There was a long pause. If Ivy had said just one more word, I’d have taken it all back. In the ordinary run of things, wherever I worked, I would still have had a good year ahead of me of answering phones and bringing people research files before I wrote anything except “Snowball Boosters, left to right, include Hale Shipson III and Ginger Rayburn Shipson...” I recalled how my hair smelled after a long night of tending bar and sometimes waiting tables at Angel on the Rock, especially on Thursdays, when the nightly special was fried oysters and onion rings with sauerkraut, and how the head under my hair hurt from the smell of the strong coffee and the sound of impassioned poetry. Just as not everyone who is beautiful is good, not everyone who is earnest is a poet.

This isn’t to say that I didn’t like Angel on the Rock... It’s one of a cluster of restaurants owned by the older brother of a friend of mine, all in the Chicago area but each of them themed to represent a different iconic seaside town somewhere in the world. Angel on the Rock is themed after Brighton, in England, a resort town with a huge coastline and boardwalk beach pier where families huddled on the sand. Its chosen art form is poetry. There’s one called Seven Gables, that pays homage to the sights of Salem, Massachusetts, where the patrons told ghost stories, often in costume, and he had planned one as an homageto Mykonos, that Greek hillside town with its candy-colored houses and buildings like chunks of chalk, where solo musicians would be invited to perform.

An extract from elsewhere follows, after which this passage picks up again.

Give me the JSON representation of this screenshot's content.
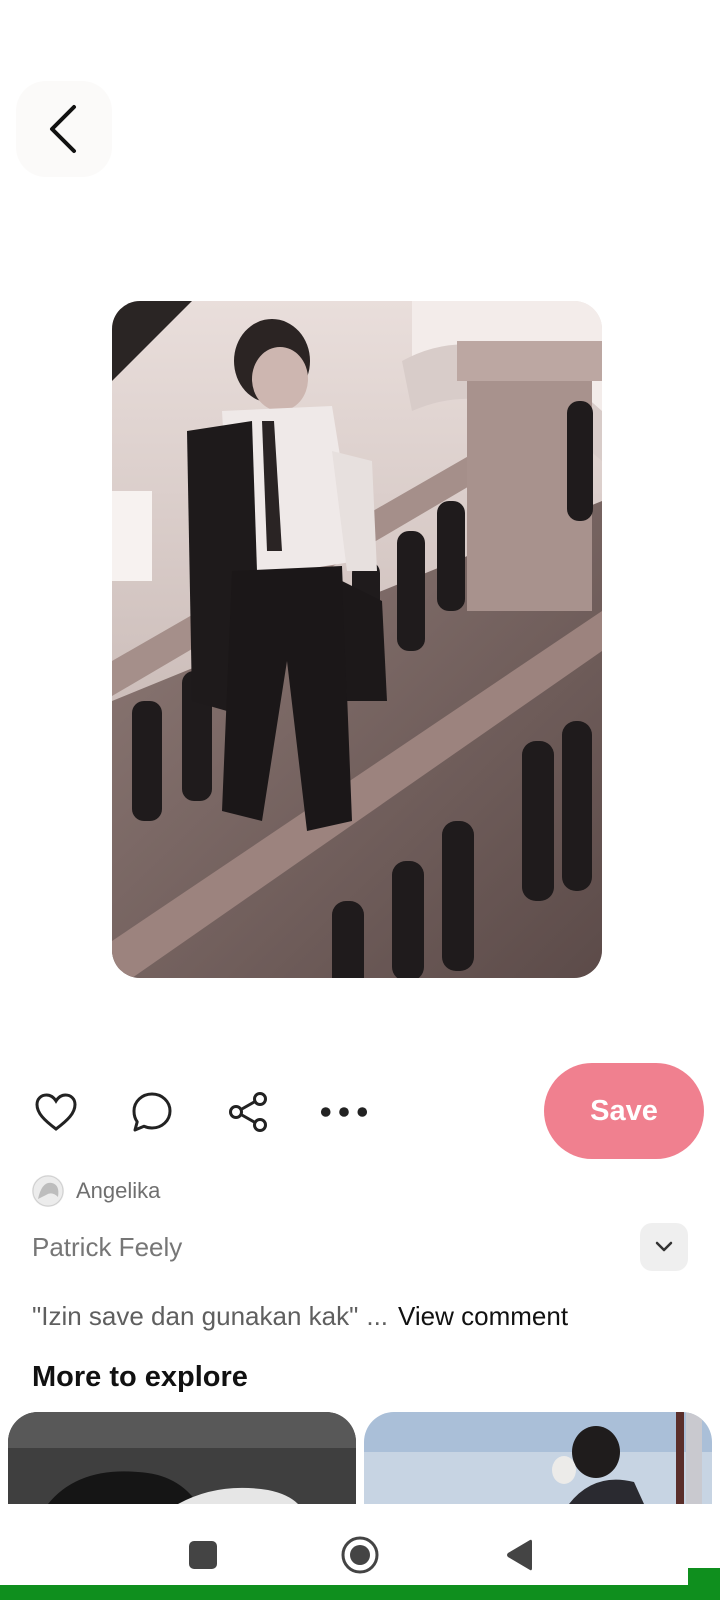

I’d stayed at Angel on the Rock for two years, doing occasional freelance stories (“Ten Ways to Look Like a Diva in Thrift”... “Ten Ways to Ace an Interview”... “How to Be a Good Parent After a Bad Childhood”... “How to Start a Book Club for Serious Readers”... “How to Host a Dinner Party for Twelve for $100”... “Know Your Physician’s Politics”) for online zines.

During this time, I lived with Daniel and Steven, married medical students who were having twins by surrogacy with Elodie, another medical school classmate. In the aggregate they were the three most beautiful people probably in Chicago at the time. All that genetic grace and hope had the effect of making me feel dumb and lonely.

So I went to graduate school, figuring on even more onerous student debt but getting a scholarship because the dean was a friend of my mom’s, which made me feel like a Hollywood A-lister who bought her kid’s way into USC, but in reverse.

I’d had a lucky life. My luck held.

And then, just by chance, right out of grad school,Fuchsia.

Mine was not a good job, it was a great job.